As mentioned, the researchers did not directly observe exfiltration of data by this group. However, similar prior Chinese espionage campaigns against telcos have generally targeted the call data records and SMS messages of specific persons of interest. Activity is often limited to relatively few targets so as to preserve access for as long as possible, despite often having a very broad ability to steal customer records. In the case of the breach of all the major US telcos by the assorted “Typhoon” groups, the attackers were also interested in the built-in “lawful intercept” system used when law enforcement agencies have a valid court order to monitor a suspect’s communications.
As to the technical aspects of the use of Google Sheets for cloaking, the GRIDTIDE malware will drop a 16-byte cryptographic key on the target that is used to decrypt Google Drive configuration data. This configuration data contains the service account associated with UNC2814’s Google Sheets document, and a private key for the account. GRIDTIDE connects to the malicious command-and-control spreadsheet using the Google Service Account for API authentication. It then sanitizes the spreadsheet and copies key details about the victim endpoint to it: username, endpoint name, OS details, local IP address, and environmental data such as the current working directory, language settings, and local time zone.
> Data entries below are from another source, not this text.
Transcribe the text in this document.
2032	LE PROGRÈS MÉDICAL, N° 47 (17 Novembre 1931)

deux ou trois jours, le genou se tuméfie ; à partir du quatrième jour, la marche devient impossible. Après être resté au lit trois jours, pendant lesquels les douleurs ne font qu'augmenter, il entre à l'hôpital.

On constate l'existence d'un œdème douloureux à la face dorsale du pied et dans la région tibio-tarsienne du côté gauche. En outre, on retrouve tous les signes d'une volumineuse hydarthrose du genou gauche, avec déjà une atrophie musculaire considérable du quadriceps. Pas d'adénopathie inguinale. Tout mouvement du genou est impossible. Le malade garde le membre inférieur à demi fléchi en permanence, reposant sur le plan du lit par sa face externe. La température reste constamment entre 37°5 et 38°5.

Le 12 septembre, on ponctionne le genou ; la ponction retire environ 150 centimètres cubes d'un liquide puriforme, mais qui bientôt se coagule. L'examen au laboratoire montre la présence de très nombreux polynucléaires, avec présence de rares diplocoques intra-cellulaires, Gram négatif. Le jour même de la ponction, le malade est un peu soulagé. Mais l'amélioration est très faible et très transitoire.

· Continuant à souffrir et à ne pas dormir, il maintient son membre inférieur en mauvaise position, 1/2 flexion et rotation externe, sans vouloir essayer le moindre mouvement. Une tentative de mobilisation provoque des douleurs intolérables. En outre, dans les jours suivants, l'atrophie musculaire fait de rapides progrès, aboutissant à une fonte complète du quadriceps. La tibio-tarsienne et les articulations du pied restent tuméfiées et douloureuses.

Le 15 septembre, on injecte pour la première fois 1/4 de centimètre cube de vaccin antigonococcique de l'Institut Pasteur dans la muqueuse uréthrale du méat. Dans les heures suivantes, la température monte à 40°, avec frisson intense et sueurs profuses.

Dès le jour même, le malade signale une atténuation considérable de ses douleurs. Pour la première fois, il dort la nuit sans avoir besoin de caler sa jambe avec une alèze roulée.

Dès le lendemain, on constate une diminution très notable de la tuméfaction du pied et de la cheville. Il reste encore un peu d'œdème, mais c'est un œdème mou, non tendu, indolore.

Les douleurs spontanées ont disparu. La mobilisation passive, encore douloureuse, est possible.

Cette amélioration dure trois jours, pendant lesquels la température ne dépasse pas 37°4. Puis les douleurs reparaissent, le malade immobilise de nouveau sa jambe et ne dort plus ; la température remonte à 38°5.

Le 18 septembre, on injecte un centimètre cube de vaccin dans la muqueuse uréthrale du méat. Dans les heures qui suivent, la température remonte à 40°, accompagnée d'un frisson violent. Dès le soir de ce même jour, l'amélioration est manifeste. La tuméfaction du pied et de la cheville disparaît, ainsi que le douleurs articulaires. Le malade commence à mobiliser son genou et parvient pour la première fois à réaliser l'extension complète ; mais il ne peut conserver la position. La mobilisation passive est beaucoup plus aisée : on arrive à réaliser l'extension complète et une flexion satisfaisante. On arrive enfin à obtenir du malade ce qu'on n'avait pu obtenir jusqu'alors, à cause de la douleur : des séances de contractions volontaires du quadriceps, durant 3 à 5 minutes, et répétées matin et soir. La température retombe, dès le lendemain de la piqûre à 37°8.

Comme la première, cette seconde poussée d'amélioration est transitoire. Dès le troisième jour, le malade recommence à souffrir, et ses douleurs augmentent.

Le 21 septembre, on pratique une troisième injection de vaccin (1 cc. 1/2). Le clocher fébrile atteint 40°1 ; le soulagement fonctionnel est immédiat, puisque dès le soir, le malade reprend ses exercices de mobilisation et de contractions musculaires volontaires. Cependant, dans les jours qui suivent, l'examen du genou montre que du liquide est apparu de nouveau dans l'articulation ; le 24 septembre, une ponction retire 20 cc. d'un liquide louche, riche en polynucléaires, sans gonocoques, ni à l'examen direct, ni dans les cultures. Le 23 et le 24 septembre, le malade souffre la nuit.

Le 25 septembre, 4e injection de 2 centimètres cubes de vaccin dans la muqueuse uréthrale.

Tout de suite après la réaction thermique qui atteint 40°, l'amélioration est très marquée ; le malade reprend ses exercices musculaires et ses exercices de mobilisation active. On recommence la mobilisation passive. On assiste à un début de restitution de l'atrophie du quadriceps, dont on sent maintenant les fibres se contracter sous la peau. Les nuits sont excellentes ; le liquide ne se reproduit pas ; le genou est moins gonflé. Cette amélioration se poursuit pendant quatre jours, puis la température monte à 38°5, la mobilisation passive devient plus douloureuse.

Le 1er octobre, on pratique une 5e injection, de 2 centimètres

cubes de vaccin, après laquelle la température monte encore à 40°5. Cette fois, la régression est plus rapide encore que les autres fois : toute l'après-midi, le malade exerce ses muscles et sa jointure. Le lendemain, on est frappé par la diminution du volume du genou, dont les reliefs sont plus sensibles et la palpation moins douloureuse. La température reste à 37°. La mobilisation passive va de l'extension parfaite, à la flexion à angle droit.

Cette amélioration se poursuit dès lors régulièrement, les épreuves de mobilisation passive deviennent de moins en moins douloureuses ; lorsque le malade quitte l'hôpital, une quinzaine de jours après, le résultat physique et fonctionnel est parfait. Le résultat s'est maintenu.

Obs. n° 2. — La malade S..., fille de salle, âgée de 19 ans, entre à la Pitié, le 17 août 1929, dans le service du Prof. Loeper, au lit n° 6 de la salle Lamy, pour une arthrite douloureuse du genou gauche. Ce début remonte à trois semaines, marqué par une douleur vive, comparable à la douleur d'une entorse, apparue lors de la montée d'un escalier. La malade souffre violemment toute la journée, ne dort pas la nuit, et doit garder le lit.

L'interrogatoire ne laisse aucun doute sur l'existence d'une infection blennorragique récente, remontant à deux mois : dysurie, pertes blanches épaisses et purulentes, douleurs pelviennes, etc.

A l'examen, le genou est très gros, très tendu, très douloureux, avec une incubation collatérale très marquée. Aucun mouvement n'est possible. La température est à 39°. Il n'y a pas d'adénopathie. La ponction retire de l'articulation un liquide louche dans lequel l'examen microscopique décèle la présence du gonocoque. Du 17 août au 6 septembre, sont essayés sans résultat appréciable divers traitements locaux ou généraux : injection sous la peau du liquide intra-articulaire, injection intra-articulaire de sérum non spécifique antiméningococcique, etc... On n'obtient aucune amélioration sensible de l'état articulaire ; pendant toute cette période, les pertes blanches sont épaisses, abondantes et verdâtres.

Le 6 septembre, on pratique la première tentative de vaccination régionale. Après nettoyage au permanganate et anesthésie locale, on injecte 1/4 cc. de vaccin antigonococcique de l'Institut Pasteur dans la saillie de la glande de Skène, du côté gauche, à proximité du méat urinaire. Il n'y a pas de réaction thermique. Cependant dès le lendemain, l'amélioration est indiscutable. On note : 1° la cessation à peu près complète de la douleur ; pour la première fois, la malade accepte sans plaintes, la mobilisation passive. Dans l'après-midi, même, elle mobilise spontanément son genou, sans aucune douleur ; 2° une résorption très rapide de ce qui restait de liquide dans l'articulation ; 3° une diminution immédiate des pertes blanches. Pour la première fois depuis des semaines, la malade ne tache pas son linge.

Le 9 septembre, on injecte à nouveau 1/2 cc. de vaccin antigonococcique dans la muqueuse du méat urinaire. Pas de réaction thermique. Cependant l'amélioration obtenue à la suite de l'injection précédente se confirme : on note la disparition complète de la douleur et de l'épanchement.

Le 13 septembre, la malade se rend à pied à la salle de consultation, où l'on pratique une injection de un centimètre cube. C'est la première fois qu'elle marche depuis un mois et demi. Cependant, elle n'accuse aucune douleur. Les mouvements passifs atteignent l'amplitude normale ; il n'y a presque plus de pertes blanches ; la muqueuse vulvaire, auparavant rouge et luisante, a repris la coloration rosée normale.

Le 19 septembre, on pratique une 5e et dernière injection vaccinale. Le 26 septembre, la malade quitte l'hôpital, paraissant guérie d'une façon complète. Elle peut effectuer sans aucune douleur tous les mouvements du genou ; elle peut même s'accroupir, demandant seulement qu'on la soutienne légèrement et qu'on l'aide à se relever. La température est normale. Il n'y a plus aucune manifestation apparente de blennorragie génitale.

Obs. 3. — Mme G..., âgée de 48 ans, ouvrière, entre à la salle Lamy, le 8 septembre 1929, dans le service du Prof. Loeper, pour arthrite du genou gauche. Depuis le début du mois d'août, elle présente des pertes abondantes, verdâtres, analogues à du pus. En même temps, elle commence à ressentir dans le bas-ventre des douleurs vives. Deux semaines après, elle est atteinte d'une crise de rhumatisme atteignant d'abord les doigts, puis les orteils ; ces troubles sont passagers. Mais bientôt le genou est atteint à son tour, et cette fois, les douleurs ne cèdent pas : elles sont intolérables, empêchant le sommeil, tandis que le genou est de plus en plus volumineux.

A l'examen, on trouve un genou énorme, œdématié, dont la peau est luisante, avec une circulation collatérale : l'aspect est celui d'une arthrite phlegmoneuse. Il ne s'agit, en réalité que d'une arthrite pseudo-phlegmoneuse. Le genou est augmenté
Though this is a substantial blow to UNC2814’s operational capability, Chinese cyber espionage is well-funded and persistent and the researchers believe the group will be immediately working to re-establish its prior capability. It may well be diminished for years, but China has many other hacking tentacles out there with much of its activity now outsourced to assorted private companies in the country. Chinese hacking groups are thought to be behind the recent campaign involving exploitation of a zero-day in Dell RecoverPoint software, as well as another long-term campaign involving VPN flaws in Ivanti’s Pulse Secure.